Prima di cominciare a scrivere post “seri” mi sembra necessario fare una premessa. Una delle osservazioni sottointese a tutti i messaggi che posterò sul blog è che il sottoscritto non crede in nessuna verità. Con questo non intendo dire che non credo in un Dio (questo mi sembra ovvio, essendo un Dio la verità per definizione). Credere in qualcosa significa aggiungervi artificialmente, o forse sarebbe meglio artificiosamente, un’accezzione di qualità.L’atto di credere è il creare un legame, che non è percettibile, tra un’oggetto, idea od oggetto fisico che sia, ed una proprietà. Il credere, che è un’atto di creazione, è in netto contrasto con la scienza, che è basata sull’osservazione. In ogni caso, benché io nutra una maggiore stima e simpatia per la scienza che non per la fede, non credo in essa. Qualsiasi cosa, un’idea, un tavolo, etc.., è semplicemente un’esternazione dei nostri sensi, perché è inevitabilmente tramite essi che la percepiamo. L’Io è una parte fondamentale di qualsiasi percezione. E’ impossibile anche solo pensare di astrarre una verità (che per definizione non dipende da un io) da uno qualsiasi dei nostri sentire. Spero che nessuno pensi che il ragionare si salvi: assunto che il ragionare possa portare alla verità, come possiamo arrivarci partendo da assunzioni non corrette (ovvero ancora intrise di Io?). E ovviamente l’atto di pensare è quella maggiormente dipendente dall’individuo. Senza considerare che il ragionare stesso potrebbe essere considerato un sentire.

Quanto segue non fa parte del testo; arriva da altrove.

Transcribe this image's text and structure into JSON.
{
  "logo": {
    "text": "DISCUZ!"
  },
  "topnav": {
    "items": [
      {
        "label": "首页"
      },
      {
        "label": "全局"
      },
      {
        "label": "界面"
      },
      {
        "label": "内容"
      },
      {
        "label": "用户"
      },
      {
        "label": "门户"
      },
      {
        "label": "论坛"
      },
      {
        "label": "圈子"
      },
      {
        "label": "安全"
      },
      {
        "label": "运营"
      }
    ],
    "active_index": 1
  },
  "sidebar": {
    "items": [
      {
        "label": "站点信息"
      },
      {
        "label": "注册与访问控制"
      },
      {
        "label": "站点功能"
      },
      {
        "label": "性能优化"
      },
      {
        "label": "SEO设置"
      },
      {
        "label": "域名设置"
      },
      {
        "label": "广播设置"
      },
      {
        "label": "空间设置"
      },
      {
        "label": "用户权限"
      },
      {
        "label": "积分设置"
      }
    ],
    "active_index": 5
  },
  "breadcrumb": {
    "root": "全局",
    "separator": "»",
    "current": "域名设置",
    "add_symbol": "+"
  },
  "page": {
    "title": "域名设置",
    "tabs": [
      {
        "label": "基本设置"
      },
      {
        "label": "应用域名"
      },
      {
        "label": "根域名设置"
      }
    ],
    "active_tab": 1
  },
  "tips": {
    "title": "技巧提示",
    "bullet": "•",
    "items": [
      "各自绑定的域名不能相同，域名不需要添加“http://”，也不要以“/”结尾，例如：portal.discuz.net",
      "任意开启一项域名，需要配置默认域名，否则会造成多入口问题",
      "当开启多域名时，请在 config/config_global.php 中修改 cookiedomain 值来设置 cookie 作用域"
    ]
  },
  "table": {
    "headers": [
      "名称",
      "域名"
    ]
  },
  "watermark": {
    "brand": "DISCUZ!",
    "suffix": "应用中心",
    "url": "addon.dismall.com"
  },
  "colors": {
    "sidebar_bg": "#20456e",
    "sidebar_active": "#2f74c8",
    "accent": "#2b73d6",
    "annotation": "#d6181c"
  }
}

Detto questo, ci sono delle assunzioni che sono condivisibili da più individui, anche se probabilmente ognuno ne ha una sua personale versione, dipendente dal suo particolare Io. Personalmente mi pongo come l’uomo che, accettata l’impossibilità di costruire una macchina a moto perpetuo, costruisca semplici macchine che funzionino, senza pretese di assoluto. Rifiuto l’astronomia per l’ingegneria, più utile a fini pratici (d’altra parte sono ingegnere). Quello che scriverò potrà essere giusto o sbalgiato (termini alquanto impalpabili), condivisibile o meno, ma in ogni caso più che una definizione, una soluzione ad un problema, sarà una mia interpretazione. Perché, dopotutto, pensare e ragionare è divertente, l’importante è non scadere nel ridicolo dell’assoluto.